ACOSS in partnership with University of New South Wales and with co-funding contributions from ACF’s Impact Fund, Social Justice Fund, Hart Line Fund and Raettvisa Fund have undertaken a study into the causes of poverty and inequality in Australia. The study aims to find policy answers and actions to reduce these social and economic problems.
Impact Fund partner ACOSS launches inequality report
Almost 3 million people live below the internationally accepted poverty line, and over 700,000 of these people are children. The latest OECD Economic Survey of Australia reports that inequality has risen in this country, and that the level of poverty is unacceptably high.
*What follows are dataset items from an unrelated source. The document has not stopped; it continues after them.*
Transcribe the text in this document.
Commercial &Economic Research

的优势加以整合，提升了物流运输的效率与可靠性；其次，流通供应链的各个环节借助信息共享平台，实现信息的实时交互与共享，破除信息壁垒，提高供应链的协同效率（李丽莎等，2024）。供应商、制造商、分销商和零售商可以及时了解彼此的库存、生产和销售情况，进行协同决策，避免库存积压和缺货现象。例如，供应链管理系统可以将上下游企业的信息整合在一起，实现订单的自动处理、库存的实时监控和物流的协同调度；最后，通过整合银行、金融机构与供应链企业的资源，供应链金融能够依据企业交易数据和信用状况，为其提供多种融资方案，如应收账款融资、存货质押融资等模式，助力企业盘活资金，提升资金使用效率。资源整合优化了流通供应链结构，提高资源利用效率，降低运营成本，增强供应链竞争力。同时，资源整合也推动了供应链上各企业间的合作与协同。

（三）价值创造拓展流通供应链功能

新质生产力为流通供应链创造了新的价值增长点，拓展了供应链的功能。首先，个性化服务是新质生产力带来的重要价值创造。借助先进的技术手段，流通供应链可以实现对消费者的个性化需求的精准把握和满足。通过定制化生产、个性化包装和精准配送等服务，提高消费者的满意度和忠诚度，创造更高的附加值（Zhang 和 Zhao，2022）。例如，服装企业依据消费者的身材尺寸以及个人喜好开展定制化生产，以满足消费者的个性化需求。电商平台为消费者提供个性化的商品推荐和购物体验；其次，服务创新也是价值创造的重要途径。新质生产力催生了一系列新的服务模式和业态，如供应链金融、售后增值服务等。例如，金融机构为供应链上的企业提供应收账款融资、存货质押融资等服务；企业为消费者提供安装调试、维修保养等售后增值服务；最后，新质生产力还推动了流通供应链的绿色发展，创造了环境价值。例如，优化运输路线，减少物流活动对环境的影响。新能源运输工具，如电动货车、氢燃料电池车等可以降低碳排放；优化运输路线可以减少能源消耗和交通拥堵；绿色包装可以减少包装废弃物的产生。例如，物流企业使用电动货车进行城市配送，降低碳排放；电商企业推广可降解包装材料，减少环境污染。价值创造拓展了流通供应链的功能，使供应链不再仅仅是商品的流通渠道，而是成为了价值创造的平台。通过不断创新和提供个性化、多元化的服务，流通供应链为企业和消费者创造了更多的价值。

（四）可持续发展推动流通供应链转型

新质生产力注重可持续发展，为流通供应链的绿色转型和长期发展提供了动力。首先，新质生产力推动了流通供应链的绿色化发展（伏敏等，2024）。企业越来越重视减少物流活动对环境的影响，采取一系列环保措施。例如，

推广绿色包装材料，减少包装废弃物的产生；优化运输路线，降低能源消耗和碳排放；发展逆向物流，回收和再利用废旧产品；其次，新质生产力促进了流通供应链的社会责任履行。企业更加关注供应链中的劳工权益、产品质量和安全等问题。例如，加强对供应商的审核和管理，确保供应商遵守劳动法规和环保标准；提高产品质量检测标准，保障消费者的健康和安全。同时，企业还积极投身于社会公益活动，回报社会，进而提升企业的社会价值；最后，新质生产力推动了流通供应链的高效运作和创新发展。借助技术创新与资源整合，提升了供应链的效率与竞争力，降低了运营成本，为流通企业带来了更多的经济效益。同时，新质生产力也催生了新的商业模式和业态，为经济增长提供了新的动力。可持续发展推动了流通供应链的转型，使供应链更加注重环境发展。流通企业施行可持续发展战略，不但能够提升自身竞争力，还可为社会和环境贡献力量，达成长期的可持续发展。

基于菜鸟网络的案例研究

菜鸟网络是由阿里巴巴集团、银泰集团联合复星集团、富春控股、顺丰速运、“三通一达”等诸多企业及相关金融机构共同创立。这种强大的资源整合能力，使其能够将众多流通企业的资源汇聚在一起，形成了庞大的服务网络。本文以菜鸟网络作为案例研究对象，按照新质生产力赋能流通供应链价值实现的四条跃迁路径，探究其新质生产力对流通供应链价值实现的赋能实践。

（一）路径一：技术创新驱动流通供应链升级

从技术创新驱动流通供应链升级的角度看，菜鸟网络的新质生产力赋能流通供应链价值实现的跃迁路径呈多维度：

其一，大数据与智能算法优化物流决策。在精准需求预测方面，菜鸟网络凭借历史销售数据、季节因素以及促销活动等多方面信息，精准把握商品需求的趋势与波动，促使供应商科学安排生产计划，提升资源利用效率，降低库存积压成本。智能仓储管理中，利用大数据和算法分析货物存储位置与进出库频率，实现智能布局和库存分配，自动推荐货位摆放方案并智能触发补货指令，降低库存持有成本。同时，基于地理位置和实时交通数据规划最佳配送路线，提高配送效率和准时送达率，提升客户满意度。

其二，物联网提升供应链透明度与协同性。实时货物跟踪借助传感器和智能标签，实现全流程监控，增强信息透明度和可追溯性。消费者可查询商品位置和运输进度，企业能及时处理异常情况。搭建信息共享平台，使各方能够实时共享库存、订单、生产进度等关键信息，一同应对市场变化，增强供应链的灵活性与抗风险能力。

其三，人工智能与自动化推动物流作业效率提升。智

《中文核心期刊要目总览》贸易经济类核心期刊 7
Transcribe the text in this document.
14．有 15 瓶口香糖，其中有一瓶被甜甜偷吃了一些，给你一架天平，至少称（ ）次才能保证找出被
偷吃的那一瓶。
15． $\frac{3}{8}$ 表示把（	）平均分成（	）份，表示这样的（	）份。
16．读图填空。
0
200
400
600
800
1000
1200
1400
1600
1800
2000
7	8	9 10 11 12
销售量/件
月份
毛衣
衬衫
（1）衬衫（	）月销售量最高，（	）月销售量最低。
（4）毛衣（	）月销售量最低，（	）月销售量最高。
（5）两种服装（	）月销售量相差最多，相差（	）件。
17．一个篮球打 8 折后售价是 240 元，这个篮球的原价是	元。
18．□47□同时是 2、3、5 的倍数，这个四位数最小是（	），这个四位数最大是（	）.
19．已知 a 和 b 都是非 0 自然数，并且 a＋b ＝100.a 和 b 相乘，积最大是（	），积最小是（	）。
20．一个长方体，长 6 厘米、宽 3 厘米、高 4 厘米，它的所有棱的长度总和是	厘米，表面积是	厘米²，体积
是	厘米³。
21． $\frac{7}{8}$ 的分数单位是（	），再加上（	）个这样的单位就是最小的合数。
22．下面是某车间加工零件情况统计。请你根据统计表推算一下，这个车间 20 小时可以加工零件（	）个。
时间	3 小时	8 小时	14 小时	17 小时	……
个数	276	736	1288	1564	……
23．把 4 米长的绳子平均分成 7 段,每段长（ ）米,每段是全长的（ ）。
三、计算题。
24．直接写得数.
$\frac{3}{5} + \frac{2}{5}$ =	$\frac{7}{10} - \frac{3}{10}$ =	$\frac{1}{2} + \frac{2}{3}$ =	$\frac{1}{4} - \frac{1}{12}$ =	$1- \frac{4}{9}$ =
With high quality research, policy development and advocacy, this partnership aims to focus national attention on poverty and inequality. It monitors trends in poverty and inequality over time and explore the drivers of poverty and inequality to inform effective action to eliminate these problems.
The latest Inequality in Australia report released on Tuesday 31 July 2018 shows a country increasingly divided. The report found that a person with a household income in the highest 20% of the population has five times the disposable income of the lowest 20%.
ACOSS chief executive Cassandra Goldie said “Our finding that those in the highest 1% earn as much in a fortnight as a those in the lowest 5% in a year deeply challenges our sense of Australia as an egalitarian country.”
“The Australian experience in recent decades shows that inequality has increased strongly in economic boom times and flattened with a slower economy and slow wage growth across the board,” she said.